There are always a few key elements of any day that can spark an idea. It could be as vague as a feeling or a concept; or sometimes a complete and detailed image will unveil itself from somewhere within. This week it's been music that inspired a couple of doodles from song names I hadn't heard in a long time.
I was listening to Blood Sugar Sex Magik by The Red Hot Chili Peppers, an album I haven't really listened to for about ten years. There's nothing deep and meaningful about the visuals it inspired, but often there's nothing special about that spark, it just fires off organically.
So as I was driving home listening to the songs on the car stereo, I must have been in the right frame of mind for these song names to stick. If anything I've taken them quite literally and removed any symbolism or metaphor that could be taken from the titles Naked In The Rain and Suck My Kiss.
A lot of the time I get super tired of hearing people talk about what such-and-such means, or what a certain piece of art 'actually' means. In my mind, the vast majority of creative expression is meaningless, in that you can assign any meaning you desire. It's much more important to be evocative than academically symbolic, which is probably why I gravitate towards the abstract and surreal.
About fifteen years ago I saw an interview with Chino Moreno, lead singer of my favourite band Deftones. It wasn't long after the band had released their third album and the interviewer kept asking what each song meant. Moreno gave what I consider to be the perfect answer and said something like: "I know what it means when I sing it, but that won't mean anything to you when you hear it. It's more meaningful for you to come up with your own meaning that's personal and relevant to your own circumstances" (of course, I'm paraphrasing).

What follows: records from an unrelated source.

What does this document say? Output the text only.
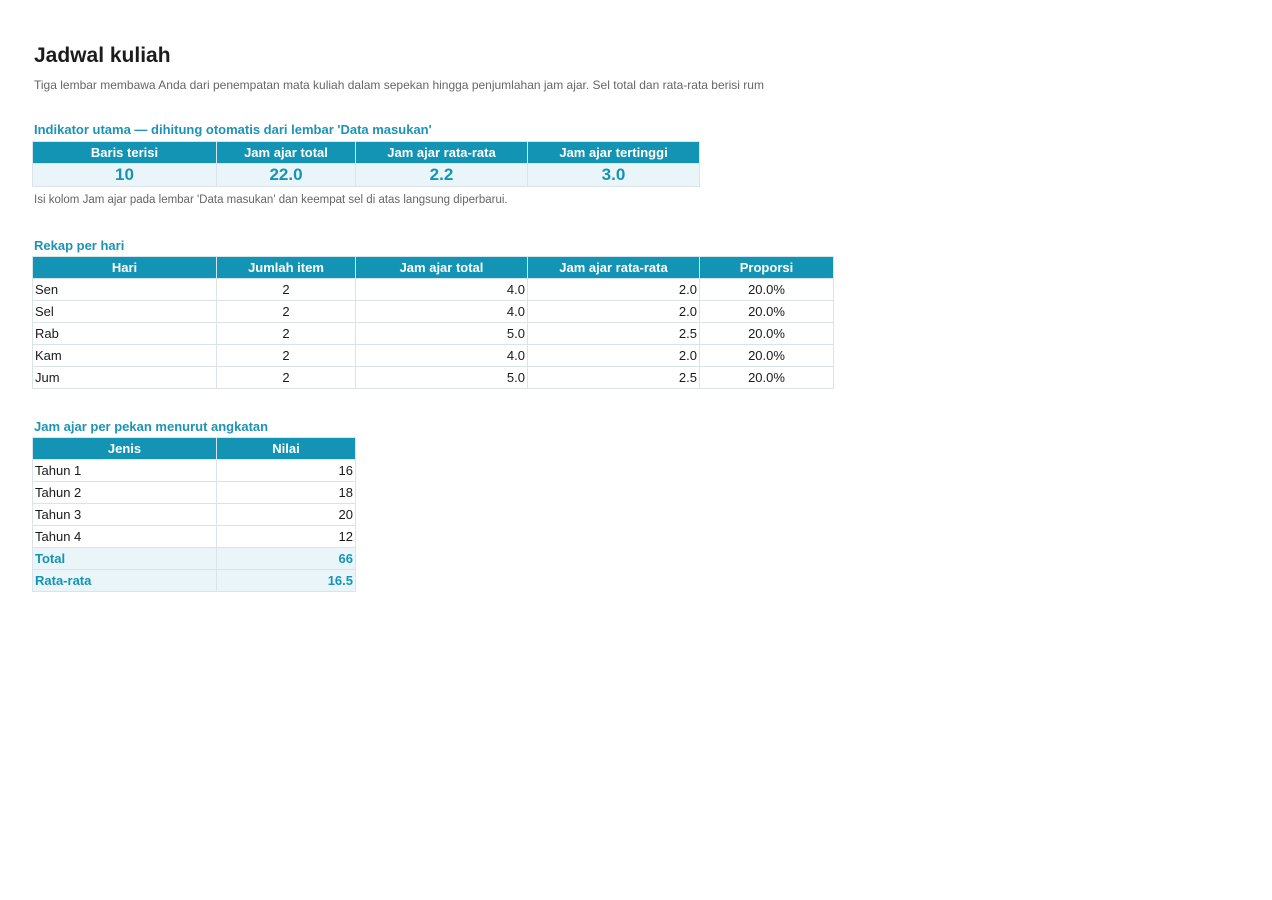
Jadwal kuliah
Tiga lembar membawa Anda dari penempatan mata kuliah dalam sepekan hingga penjumlahan jam ajar. Sel total dan rata-rata berisi rum
Indikator utama — dihitung otomatis dari lembar 'Data masukan'
Baris terisi	Jam ajar total	Jam ajar rata-rata	Jam ajar tertinggi
10	22.0	2.2	3.0
Isi kolom Jam ajar pada lembar 'Data masukan' dan keempat sel di atas langsung diperbarui.
Rekap per hari
Hari	Jumlah item	Jam ajar total	Jam ajar rata-rata	Proporsi
Sen	2	4.0	2.0	20.0%
Sel	2	4.0	2.0	20.0%
Rab	2	5.0	2.5	20.0%
Kam	2	4.0	2.0	20.0%
Jum	2	5.0	2.5	20.0%
Jam ajar per pekan menurut angkatan
Jenis	Nilai
Tahun 1	16
Tahun 2	18
Tahun 3	20
Tahun 4	12
Total	66
Rata-rata	16.5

That answer stuck with me because I shared that view and have always tried to avoid hearing other people telling me what songs or art is supposed to mean. The exception is when an intended meaning is implanted in the work, such as a political protest song or painting. That sort of meaning is direct and literal, but it still has wiggle room for a little bit of personal interpretation. I'm sure that when I read the seminal feminist work The Female Eunuch as a twenty-something man in the twenty first century, I had a different experince to women reading it in the seventies.
Hence, I'm never all that keen to hear what an artist has to say about their work, and I'm less keen to say anything about my own.
I'm beginning to understand that this weekly blog series where I work on my sketchbook and try to get better at drawing, is also about exploring these ideas. As I write this now I am trying to get my thoughts in order to express these ideas and concepts, which is as valuable to me as the drawings themselves.
I've also included a couple of older doodles that may be self-explanatory, but were similarly inspired by a meaningless spark. I could wank on about the difficulties of quitting an addictive drug, or the challenges of being a non-drinker in a culture of drunks, but that wouldn't be genuine.
These drawings are simple doodles and nothing more. They serve as a reminder to me of the spark that brought them to the page. I don't expect anyone to get anything at all from these random sketches, as their value is personal and shallow.
It doesn't really matter what the drawings are of in any of my sketchbooks; the purpose has always been simply to draw something. Not only does putting pencil to paper help with technical development, but having to think of something to draw when you can draw literally anything, is an exercise in itself.
The real value comes from being made to flex some creative muscles, even if they're not always ones you can see on the page.